It is now a year since we met together as a group. Our last group meeting was In March 2020, just before lockdown when we visited Wallasea Island. It was a lovely sunny warm day and it was very interesting to see the progress that had been made since our last visit. It was a very high tide that day which flooded the road out of the island and some of us didn’t make it out on time. However, we spent a very enjoyable hour or two in the café that was fortunately open. Hopefully it won’t be too long now that we can meet together again as a group.
However, although we can’t meet as a group yet, once again members have been reporting their wildlife sightings.
Report below from Diane Caukett.
Jill Taylor and I went for a walk on Saturday 6th March around Wick Farm and back along the seawall. It was a grey day but with a tinge of brightness in the southern sky. The wind was a bit chilly and gently blowing from the east, hence our decision to walk in a clockwise direction so that it pushed us back to Burnham.
It was joyous to hear skylarks as we set off and throughout our 5-mile walk we heard six in total and saw one descending rapidly to the cover of crops below. We met Martin, the farmer, who told us there were corn buntings around but they eluded us. After the first skylark it was quite a wait for our next identification which was a great tit singing from the trees within a small covert. We were beginning to think that the birds had disappeared altogether until we reached the seawall and a linnet, from the top of a tree, serenaded us with its delightful song. This seemed to change our luck.
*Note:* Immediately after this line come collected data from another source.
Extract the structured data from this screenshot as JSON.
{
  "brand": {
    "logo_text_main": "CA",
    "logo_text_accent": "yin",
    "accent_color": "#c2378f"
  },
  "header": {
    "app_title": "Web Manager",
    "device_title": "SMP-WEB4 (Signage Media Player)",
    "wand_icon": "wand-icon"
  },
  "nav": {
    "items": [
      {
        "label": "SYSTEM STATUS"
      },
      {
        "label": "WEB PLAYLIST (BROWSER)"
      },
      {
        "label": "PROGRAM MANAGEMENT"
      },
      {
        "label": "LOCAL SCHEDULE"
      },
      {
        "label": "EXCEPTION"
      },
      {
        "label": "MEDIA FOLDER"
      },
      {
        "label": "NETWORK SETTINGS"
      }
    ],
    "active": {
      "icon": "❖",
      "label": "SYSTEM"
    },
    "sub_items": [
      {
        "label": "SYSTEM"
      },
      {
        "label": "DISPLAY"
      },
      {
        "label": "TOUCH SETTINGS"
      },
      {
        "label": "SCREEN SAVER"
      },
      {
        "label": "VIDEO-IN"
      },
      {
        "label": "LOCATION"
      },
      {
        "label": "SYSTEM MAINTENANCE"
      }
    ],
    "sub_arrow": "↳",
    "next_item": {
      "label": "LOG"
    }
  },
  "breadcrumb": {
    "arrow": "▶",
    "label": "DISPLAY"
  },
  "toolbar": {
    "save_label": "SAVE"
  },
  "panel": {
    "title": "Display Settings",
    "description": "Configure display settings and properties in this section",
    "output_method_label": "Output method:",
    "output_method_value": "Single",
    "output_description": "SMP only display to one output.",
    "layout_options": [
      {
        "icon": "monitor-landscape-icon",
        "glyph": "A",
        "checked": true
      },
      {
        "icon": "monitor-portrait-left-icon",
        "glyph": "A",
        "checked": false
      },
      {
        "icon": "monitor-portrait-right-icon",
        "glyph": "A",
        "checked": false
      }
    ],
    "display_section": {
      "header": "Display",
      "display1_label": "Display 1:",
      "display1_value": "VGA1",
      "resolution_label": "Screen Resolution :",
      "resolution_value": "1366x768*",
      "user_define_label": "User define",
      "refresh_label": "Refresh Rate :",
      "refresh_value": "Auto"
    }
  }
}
With exposed mud and the water’s edge being well within binocular distance, we counted 16 redshanks, 12 teal, 4 shelducks, and 2 oystercatchers. Then, happily diving in the shallows, Jill spotted a great-crested grebe. The Brent geese were absent but then we caught sight of a skein of 6 crossing the river. We would have missed them had our attention not been drawn to a graceful, little skiff with tan sails sailing up river. Nearer to Burnham we found more Brent geese feeding at the water’s edge, and shelduck too; we must have spooked the latter because as we drew closer they became nervy and took flight. Little flecks of white turned out to be a group of avocets stock still facing into the breeze. The dyke also had activity in it – mallard, moorhens, and a little grebe. Almost back to Burnham we were pleased to see a pair of reed buntings and then a short way on, sitting motionless in a nearby tree, another, a male. A chaffinch sang and then a noisy flock flew from bush to bush; a lone robin managed to be heard above their chatter.
Birds seen: Great Tit, Robin, 6 Skylarks, 1 Linnet, 18 Brent Geese, 4, Shelducks, 2 Oystercatchers, 1 Gt Crested Grebe, 1 Little Grebe, 8 Chaffinches, 3 Reed Buntings, 3 Mallard, 16 Redshank, 12 Teal, 2 Moorhens, Black-headed Gulls, Wood Pigeons. Weren’t we lucky to see all that?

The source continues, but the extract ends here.